According to the timetables Ms Laguit showed The Sunday Times, she would be out of bed by 5.45am to get the two children ready for school. She would then clean the four-room HDB flat and cook. But the household chores did not bother her.
"Just don't force me to teach the kids. Mathematics and English I can do, but Shichida, I cannot do."
There is no law prohibiting domestic helpers from tutoring, but Mr Jolovan Wham, acting executive director for Humanitarian Organisation for Migration Economics, said employers cannot expect advanced tutoring.
Miss Laguit asked to be sent home multiple times, but said her employers kept delaying. Frustrated, she ran away from her employers last month. "I just want to go home," she said.
Asked to work at employer's restaurant too
All was well when Ms Tusriyati, 31, joined her fifth employer last June.
But, in December, came an odd request. Ms Tusriyati's employer took her to his new restaurant and asked her to clean the place. Soon, she was working there full time, serving food and handling the cash register like a regular employee. This continued till she ran away on Feb 23.
"I was scared the Government (would) catch me. I know my work permit is only for working in the home," she said.

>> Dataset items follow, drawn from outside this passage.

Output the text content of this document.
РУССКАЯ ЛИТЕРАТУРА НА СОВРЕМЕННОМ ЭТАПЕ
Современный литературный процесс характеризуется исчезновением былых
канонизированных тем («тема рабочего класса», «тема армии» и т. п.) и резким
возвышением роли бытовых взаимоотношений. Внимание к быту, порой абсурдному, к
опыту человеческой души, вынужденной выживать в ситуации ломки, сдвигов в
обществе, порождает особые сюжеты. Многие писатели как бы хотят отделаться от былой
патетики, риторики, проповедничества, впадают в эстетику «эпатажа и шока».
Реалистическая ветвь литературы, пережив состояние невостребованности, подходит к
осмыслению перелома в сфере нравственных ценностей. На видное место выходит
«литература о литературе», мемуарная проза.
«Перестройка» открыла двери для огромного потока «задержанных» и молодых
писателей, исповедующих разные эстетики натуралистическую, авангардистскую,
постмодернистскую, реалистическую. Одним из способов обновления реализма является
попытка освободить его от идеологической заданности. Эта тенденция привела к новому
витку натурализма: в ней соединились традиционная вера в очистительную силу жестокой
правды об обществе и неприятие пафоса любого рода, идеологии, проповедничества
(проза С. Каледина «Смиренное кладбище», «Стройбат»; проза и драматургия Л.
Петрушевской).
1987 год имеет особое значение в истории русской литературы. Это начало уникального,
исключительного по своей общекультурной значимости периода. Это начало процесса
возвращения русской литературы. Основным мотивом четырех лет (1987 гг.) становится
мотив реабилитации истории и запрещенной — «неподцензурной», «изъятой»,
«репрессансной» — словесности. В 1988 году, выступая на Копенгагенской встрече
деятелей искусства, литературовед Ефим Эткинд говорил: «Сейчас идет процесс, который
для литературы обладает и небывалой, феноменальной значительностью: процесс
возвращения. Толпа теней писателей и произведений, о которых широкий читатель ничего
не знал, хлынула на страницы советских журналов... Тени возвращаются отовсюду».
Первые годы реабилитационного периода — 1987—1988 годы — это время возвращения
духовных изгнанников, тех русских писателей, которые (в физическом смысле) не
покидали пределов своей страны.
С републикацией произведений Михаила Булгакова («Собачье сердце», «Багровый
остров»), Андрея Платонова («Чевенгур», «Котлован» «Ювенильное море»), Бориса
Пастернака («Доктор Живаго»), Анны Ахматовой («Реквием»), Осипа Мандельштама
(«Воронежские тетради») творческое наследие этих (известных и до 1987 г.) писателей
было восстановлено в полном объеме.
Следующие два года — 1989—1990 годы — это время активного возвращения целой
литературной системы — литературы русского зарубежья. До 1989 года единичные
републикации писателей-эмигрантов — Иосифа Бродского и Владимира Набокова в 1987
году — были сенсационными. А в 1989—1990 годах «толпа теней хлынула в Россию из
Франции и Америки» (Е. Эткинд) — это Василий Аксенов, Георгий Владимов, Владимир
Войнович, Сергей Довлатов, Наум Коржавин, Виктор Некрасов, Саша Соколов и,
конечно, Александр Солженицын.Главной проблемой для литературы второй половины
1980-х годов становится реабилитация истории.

Foreigners employed as domestic workers can only " perform household and domestic duties at the residential address as stated in the work permit", states the Employment of Foreign Manpower Act.
Friendly patrons of the restaurant would make conversation and she worried that she would let the truth slip. "My employer said, don't tell anyone you are a maid. Say you're married to a Singaporean," she said.
Ms Tusriyati, who is at a shelter now, said that the work at home was also tough. Her employers, a couple in their 30s, were particular about cleanliness. The car had to be washed daily, the floors swept, mopped and vacuumed twice a day.